In particular, she worries about his future if he decides to marry: Will he marry someone his size or someone average-sized? And what if he marries and they decide they want to have children?

If David marries someone with the same type of dwarfism, Brown said, there is a 25% chance the baby will be average-sized, a 50% chance the baby will have his type of dwarfism and a 25% chance that the baby will be a “double dominant” (the baby receives two dominant genes for achondroplasia), which means the baby will be born with severe complications and will have a short life expectancy.

“If he marries a little person with a different type of dwarfism, I couldn’t even begin to tell you what the statistics could be,” she said. “It’s hard for a person who is a dwarf when it comes to (deciding about having) children. Many of them feel they’d prefer to have a child who is tall so they won’t have to go through what they’ve gone through as a dwarf.”

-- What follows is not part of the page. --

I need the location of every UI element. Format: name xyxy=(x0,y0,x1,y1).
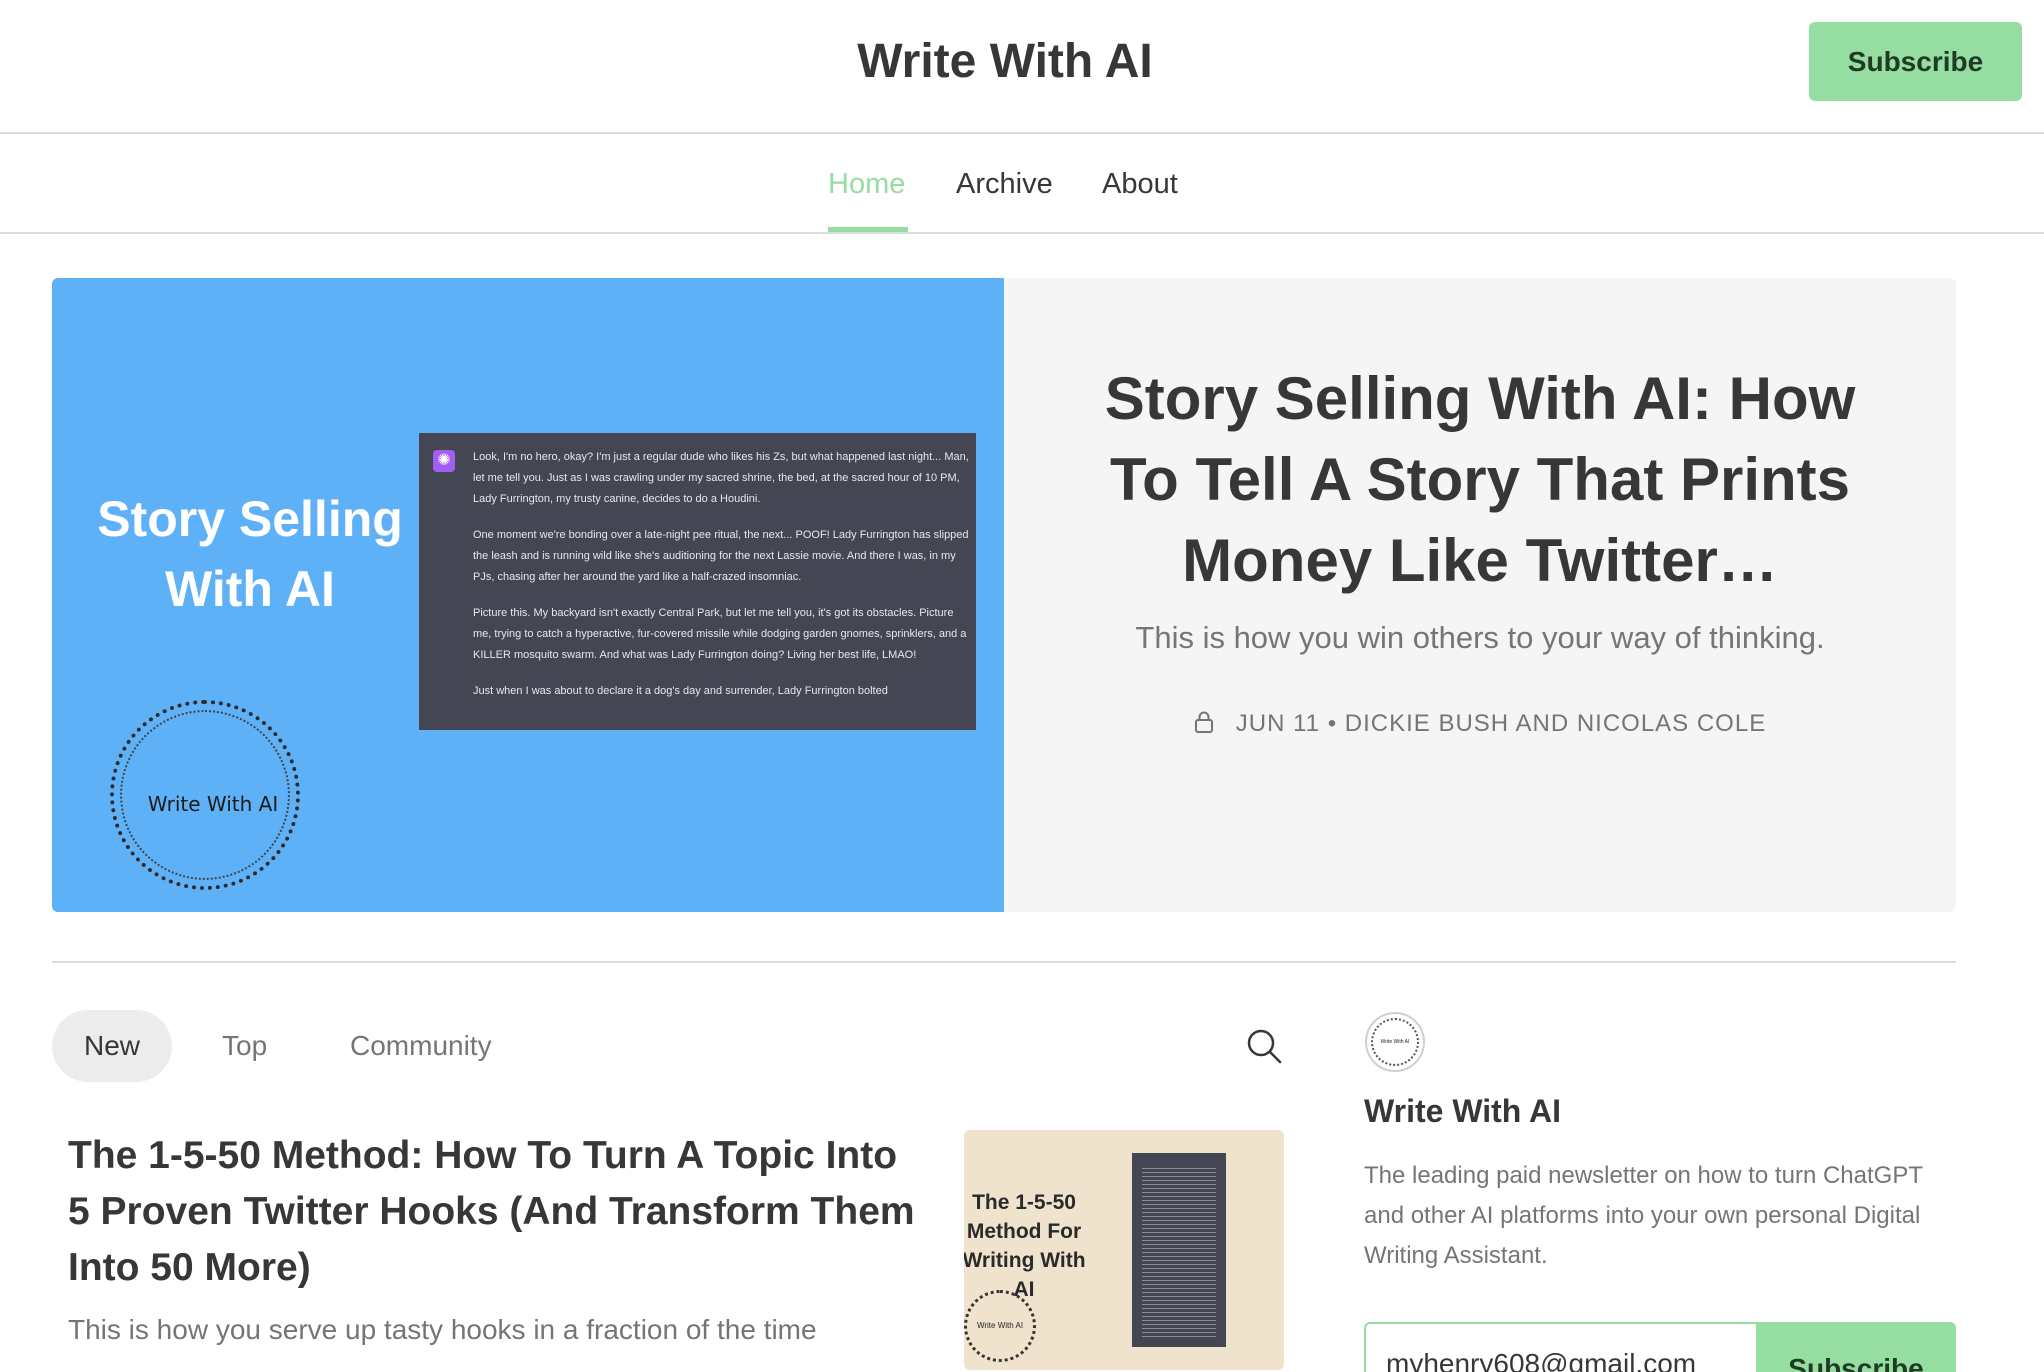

Noting that some average-statured parents who give birth to short-statured children give the babies up for adoption, Brown said, “It’s hard for me to understand why anyone would do that. But I think any child is better off with parents who love him than with parents who view him as some sort of oddity.”

She said she cannot imagine life without David.

“If I had to choose between having David the way he is and not having David at all . . . I wouldn’t change him. I don’t think he’d be the wonderful person he is without all the aspects of him.”